Comme tous les combats d’émancipation, le combat féministe est traversé de différentes stratégies. Si nos objectifs sont les mêmes, nos tactiques peuvent diverger.

Nous ne nions rien. Nous ne minimisons rien. Nous n’empêchons personne de parler. Nous questionnons une stratégie. Nous avons organisé sur le sujet une réunion non mixte et une réunion en mixité. Nous cherchons à croiser les informations, à objectiver, à penser les situations dans leurs complexités. Nous essayons d’être rationnel·le·s, d’être le plus juste possible dans nos décisions et de coller aux valeurs qui sont les nôtres dans notre militantisme du quotidien : féminisme, antiracisme, écologie…

Nous ne nions pas la reproduction de comportements machistes au sein du NPA et, bien entendu, il faut les combattre. Mais à trop se focaliser sur les rapports de dominations individuels, on peut en oublier les mécanismes, structurels, qui les perpétuent.

Doit-on reproduire des comportements que l’on condamne ? Comme la négation du principe même d’espace privé. Ou le fait de parler pour l’autre, de se répandre sur des confidences sans même solliciter au préalable l’accord de intéressée.

Si la victime présumée est, comme certain·e·s le prétendent, dans le déni et sous l’emprise de son compagnon, ces accusations sont-elles la meilleure façon de l’aider à s’en émanciper ? Sont-elles le meilleur moyen de libérer sa parole ? N’est-ce pas casser une relation de confiance que l’on cherche à instituer ? Cela ne la mettrait-elle pas potentiellement dans une situation de risques de représailles face à son bourreau présumé ?

Plus globalement, agir en ignorant les conséquences concrètes soulevées par ces questions, nous semble plus dangereux qu’aidant pour une victime, présumée ou réelle. Sa parole doit être respectée, ses temporalités aussi ; la barrière entre l’aider et l’agresser est fragile.
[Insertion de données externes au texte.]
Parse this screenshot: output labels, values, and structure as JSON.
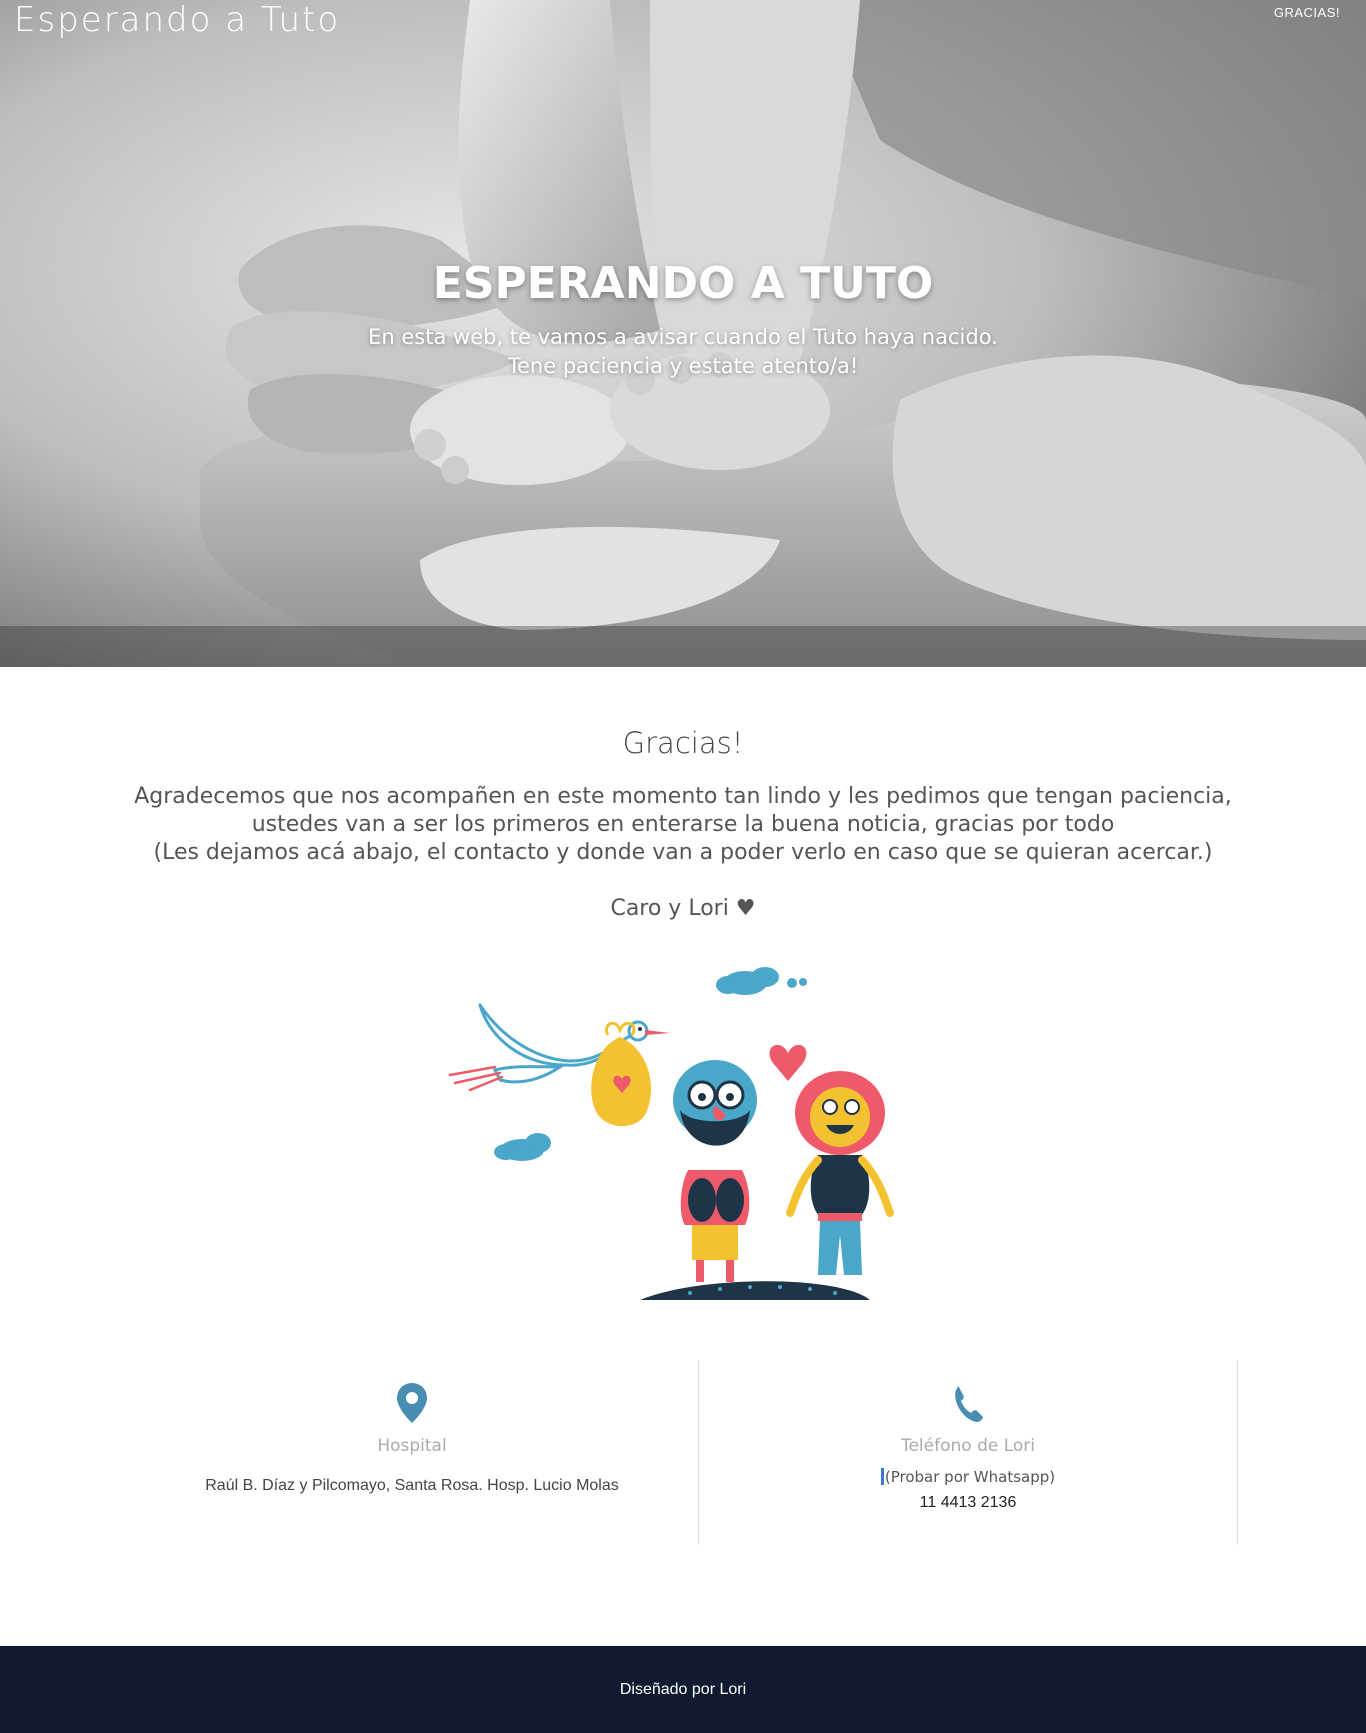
{
  "header": {
    "brand": "Esperando a Tuto",
    "nav": [
      {
        "label": "GRACIAS!"
      }
    ]
  },
  "hero": {
    "title": "ESPERANDO A TUTO",
    "subtitle_line1": "En esta web, te vamos a avisar cuando el Tuto haya nacido.",
    "subtitle_line2": "Tene paciencia y estate atento/a!"
  },
  "thanks": {
    "heading": "Gracias!",
    "line1": "Agradecemos que nos acompañen en este momento tan lindo y les pedimos que tengan paciencia,",
    "line2": "ustedes van a ser los primeros en enterarse la buena noticia, gracias por todo",
    "line3": "(Les dejamos acá abajo, el contacto y donde van a poder verlo en caso que se quieran acercar.)",
    "signature": "Caro y Lori ♥"
  },
  "contact": {
    "hospital": {
      "icon": "map-marker-icon",
      "title": "Hospital",
      "address": "Raúl B. Díaz y Pilcomayo, Santa Rosa. Hosp. Lucio Molas"
    },
    "phone": {
      "icon": "phone-icon",
      "title": "Teléfono de Lori",
      "note": "(Probar por Whatsapp)",
      "number": "11 4413 2136"
    }
  },
  "footer": {
    "text": "Diseñado por Lori"
  },
  "colors": {
    "footer_bg": "#101a30",
    "icon_blue": "#4a8db3",
    "heart_red": "#ee5a6a",
    "bundle_yellow": "#f4c230",
    "stork_blue": "#4aa7c9"
  }
}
Nous condamnons ces méthodes.
Concevoir une victime seulement dans le déni ou sous emprise dès que ce qu’elle exprime ne convient pas à la personne qui écoute, mettre en cause systématiquement sa capacité à être souveraine de sa parole, de son libre-arbitre, de la perception de sa condition humaine sur un sujet qui la concerne en premier lieu, c’est problématique pour quiconque se revendique d’une pensée émancipatrice. C’est porter sur elle une forme de point de vue misérabiliste, aussi disqualifiant que celui du bourreau qui l’a considérerait comme « inférieure » pour des raisons similaires.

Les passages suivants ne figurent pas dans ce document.